Everything changes. Nations rise and fall. Seasons come and go. Bank accounts ebb and flow. People change too. Children grow and mature. Politicians switch their views. Spouses break their vows. Pastors deny a faith once proclaimed. Our world and everything in it is constantly changing. Even you are not the same person you were just years ago. But God does not change. God cannot change. Theologians define this attribute as immutability, and this doctrine is good news for the church today.

Pastor, if you’re looking for advice on how to apply the doctrine of God in your preaching, James proves a reliable guide. The doctrine of God is practical for Christians today. In just a few short verses, James applies immutability as a warning for tempted Christians and a comfort for doubting Christians.

“Do not be deceived, my beloved brothers. Every good gift and every perfect gift is from above, coming down from the Father of lights, with whom there is no variation or shadow due to change” (James 1:16–17).

A Warning for Tempted Christians

After yielding to temptation, some Christians turn and point their finger at God. After the first sin, the first man shifted blame to God. We have all continued in this pattern. James reminds us that the true source of temptation comes from within, not from God (James 1:13–15). Our own sinful desires lure and entice us, then sin leads to death. With the consequences grave, Christians need to be reminded of God’s impeccable perfection in temptation. God cannot sin, nor does he tempt us to sin. God is unable to be tempted by sin–what good news!

But what if God could change? What if God were like us?

Each of us knows stories of professing Christians who seemed strong in their faith, only to walk away from Christ. Many of us know friends and family who sat in church next to us–or even taught us the Bible–who no longer profess Christ. Like Paul, you probably have friends “in love with this present world” (2 Tim. 4:10). Like James, you’ve seen friends “lured and enticed” by sinful desires.

But even faithful Christians fail us, and we fail them too. Godly parents break promises and distance creeps into close friendships. We need the doctrine of God’s immutability.

There is one we can count on to be the same yesterday, today, and forever–Jesus Christ (Heb. 13:8). Jesus is our assurance that all God’s promises will one day come true. God will never tempt you to sin–not today, or tomorrow, or ten years from now. God will never change. 

A Comfort for Doubting Christians

James transitions from warning Christians not to blame their temptations on God, to comforting Christians with a pastoral application of God’s immutability. Does God’s immutability matter for Christians today? Is the doctrine of God practical? Preacher, follow the lead of James.

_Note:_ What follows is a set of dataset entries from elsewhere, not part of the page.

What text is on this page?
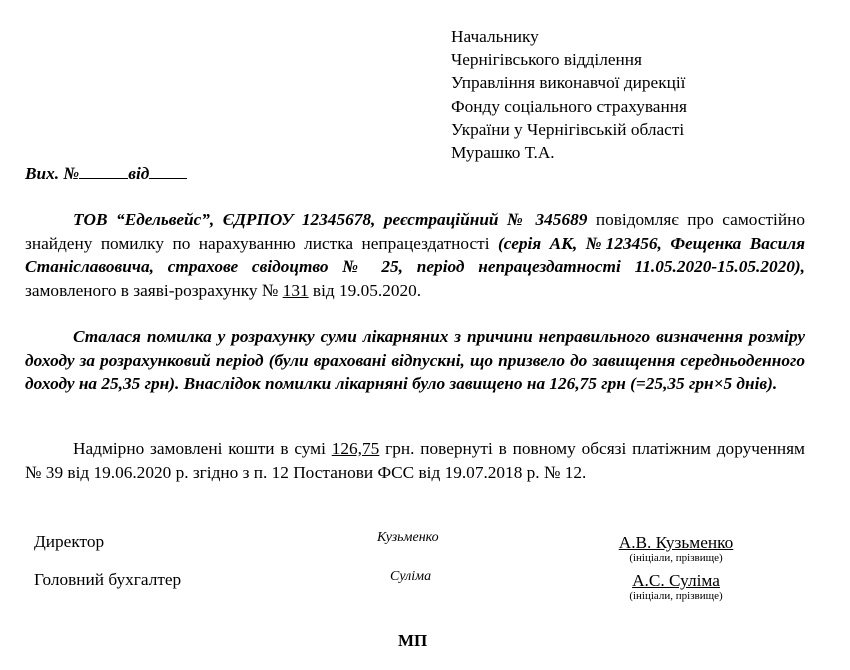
Начальнику
Чернігівського відділення
Управління виконавчої дирекції
Фонду соціального страхування
України у Чернігівській області
Мурашко Т.А.
Вих. №	від

ТОВ “Едельвейс”, ЄДРПОУ 12345678, реєстраційний № 345689 повідомляє про самостійно знайдену помилку по нарахуванню листка непрацездатності (серія АК, №123456, Фещенка Василя Станіславовича, страхове свідоцтво № 25, період непрацездатності 11.05.2020-15.05.2020), замовленого в заяві-розрахунку № 131 від 19.05.2020.

Сталася помилка у розрахунку суми лікарняних з причини неправильного визначення розміру доходу за розрахунковий період (були враховані відпускні, що призвело до завищення середньоденного доходу на 25,35 грн). Внаслідок помилки лікарняні було завищено на 126,75 грн (=25,35 грн×5 днів).

Надмірно замовлені кошти в сумі 126,75 грн. повернуті в повному обсязі платіжним дорученням № 39 від 19.06.2020 р. згідно з п. 12 Постанови ФСС від 19.07.2018 р. № 12.

Директор	Кузьменко	А.В. Кузьменко
(ініціали, прізвище)
Головний бухгалтер	Суліма	А.С. Суліма
(ініціали, прізвище)
МП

While God is not the source of your temptation, he is the source of every good gift. Food and fun, rest and recreation, laughter and love, friends and family, marriage and movies, singleness and sports–each of these are gifts from our heavenly Father. And because God is good, he only gives good gifts. God is never-changing in his goodness in giving.

Do you know anyone else who only and always gives good gifts? Even the best earthly gifts fade away. Even the best moments are but vanishing mist. But God’s greatest gift to his people is eternal – himself. When Christians are suffering persecution, they need this reminder – God has not changed. He has not abandoned them. He remains the same Father who only and exclusively gives good gifts to his children. He is the Father who sent us his only Son to die on the cross in our place, for our sins. Every good gift is from our never-changing God.

The Privilege of Preaching Immutability

People are in dire need of practical sermons that deal with everyday life. The doctrine of God is practical and applicable to every aspect of life! And as pastors, we have the privilege to point our sheep to the Shepherd who never changes, this too is a gift from God. In the midst of temptation, wandering sheep need the doctrine of God’s immutability. As doubts and fears assail, doubting sheep need a rock. And there is none in all the earth like our God–he never changes.